Results from the ASTX727-01-B trial showed that the combination resulted in a complete response (CR) rate of 18% (95% CI, 10-28) and a median duration of CR of 8.7 months. Of 41 patients who were dependent on red blood cell (RBC) and/or platelet transfusions at baseline, just under half, or 49% (n = 20) became independent during any consecutive 56-day post-baseline period. Of the 39 patients who had been independent of both RBC and platelet transfusions at baseline,64% (n = 25) remained independent during any consecutive 56-day post-baseline period.
Findings from the ASTX727-02 trial demonstrated a 99% geometric mean ratio of the 5-day cumulative decitabine AUC after 5 consecutive once-daily doses of the oral combination versus IV decitabine (90% CI, 93-106). Twenty-one percent of patients experienced a CR with the regimen (95% CI, 15-29) and a median duration of CR of 7.5 months. Of 57 patients who had been dependent on RBC and platelet transfusions at baseline, 53% (n = 30) achieved independence during the 56-day post-baseline period. Among 76 patients who had been independent of both RBC and platelet transfusions at baseline, 62% remained independent during the 56-day post-baseline period.

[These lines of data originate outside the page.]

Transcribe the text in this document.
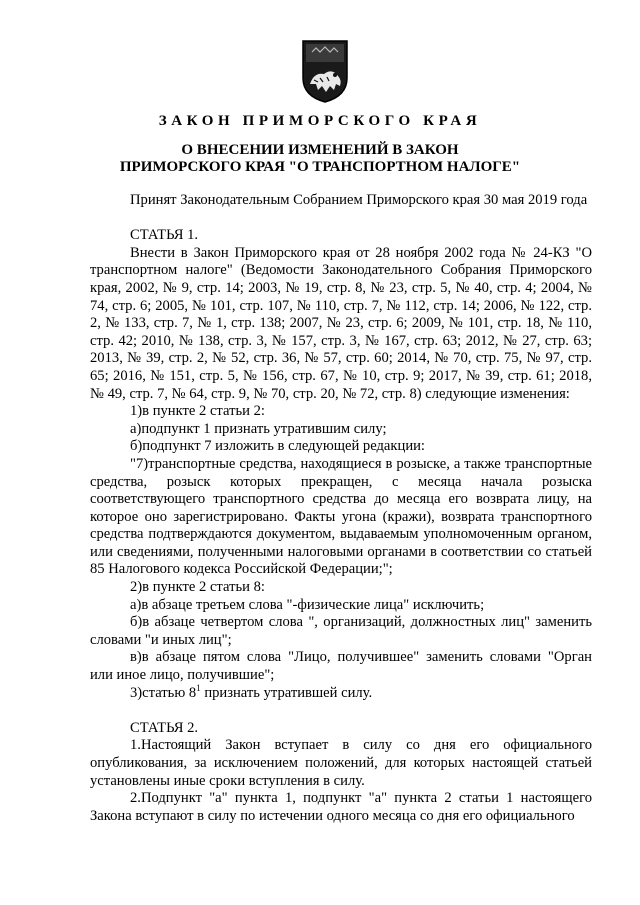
ЗАКОН ПРИМОРСКОГО КРАЯ
О ВНЕСЕНИИ ИЗМЕНЕНИЙ В ЗАКОН
ПРИМОРСКОГО КРАЯ "О ТРАНСПОРТНОМ НАЛОГЕ"

Принят Законодательным Собранием Приморского края 30 мая 2019 года

СТАТЬЯ 1.

Внести в Закон Приморского края от 28 ноября 2002 года № 24-КЗ "О транспортном налоге" (Ведомости Законодательного Собрания Приморского края, 2002, № 9, стр. 14; 2003, № 19, стр. 8, № 23, стр. 5, № 40, стр. 4; 2004, № 74, стр. 6; 2005, № 101, стр. 107, № 110, стр. 7, № 112, стр. 14; 2006, № 122, стр. 2, № 133, стр. 7, № 1, стр. 138; 2007, № 23, стр. 6; 2009, № 101, стр. 18, № 110, стр. 42; 2010, № 138, стр. 3, № 157, стр. 3, № 167, стр. 63; 2012, № 27, стр. 63; 2013, № 39, стр. 2, № 52, стр. 36, № 57, стр. 60; 2014, № 70, стр. 75, № 97, стр. 65; 2016, № 151, стр. 5, № 156, стр. 67, № 10, стр. 9; 2017, № 39, стр. 61; 2018, № 49, стр. 7, № 64, стр. 9, № 70, стр. 20, № 72, стр. 8) следующие изменения:

1)в пункте 2 статьи 2:

а)подпункт 1 признать утратившим силу;

б)подпункт 7 изложить в следующей редакции:

"7)транспортные средства, находящиеся в розыске, а также транспортные средства, розыск которых прекращен, с месяца начала розыска соответствующего транспортного средства до месяца его возврата лицу, на которое оно зарегистрировано. Факты угона (кражи), возврата транспортного средства подтверждаются документом, выдаваемым уполномоченным органом, или сведениями, полученными налоговыми органами в соответствии со статьей 85 Налогового кодекса Российской Федерации;";

2)в пункте 2 статьи 8:

а)в абзаце третьем слова "-физические лица" исключить;

б)в абзаце четвертом слова ", организаций, должностных лиц" заменить словами "и иных лиц";

в)в абзаце пятом слова "Лицо, получившее" заменить словами "Орган или иное лицо, получившие";

3)статью $8^1$ признать утратившей силу.

СТАТЬЯ 2.

1.Настоящий Закон вступает в силу со дня его официального опубликования, за исключением положений, для которых настоящей статьей установлены иные сроки вступления в силу.

2.Подпункт "а" пункта 1, подпункт "а" пункта 2 статьи 1 настоящего Закона вступают в силу по истечении одного месяца со дня его официального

Regarding safety, the most commonly reported adverse events experienced with the oral combination included fatigue, constipation, hemorrhage, myalgia, mucositis, arthralgia, nausea, dyspnea, diarrhea, rash, dizziness, febrile neutropenia, edema, headache, cough, reduced appetite, upper-respiratory tract infection, pneumonia, and increased transaminase. The most commonly experienced laboratory abnormalities, of grade 3/4, were decreased leukocytes, platelet counts, neutrophil counts, and hemoglobin. Overall, the safety profile with the oral combination was comparable to that of IV decitabine.
The incidence of MDS in the United States is estimated to be 10,000 cases annually.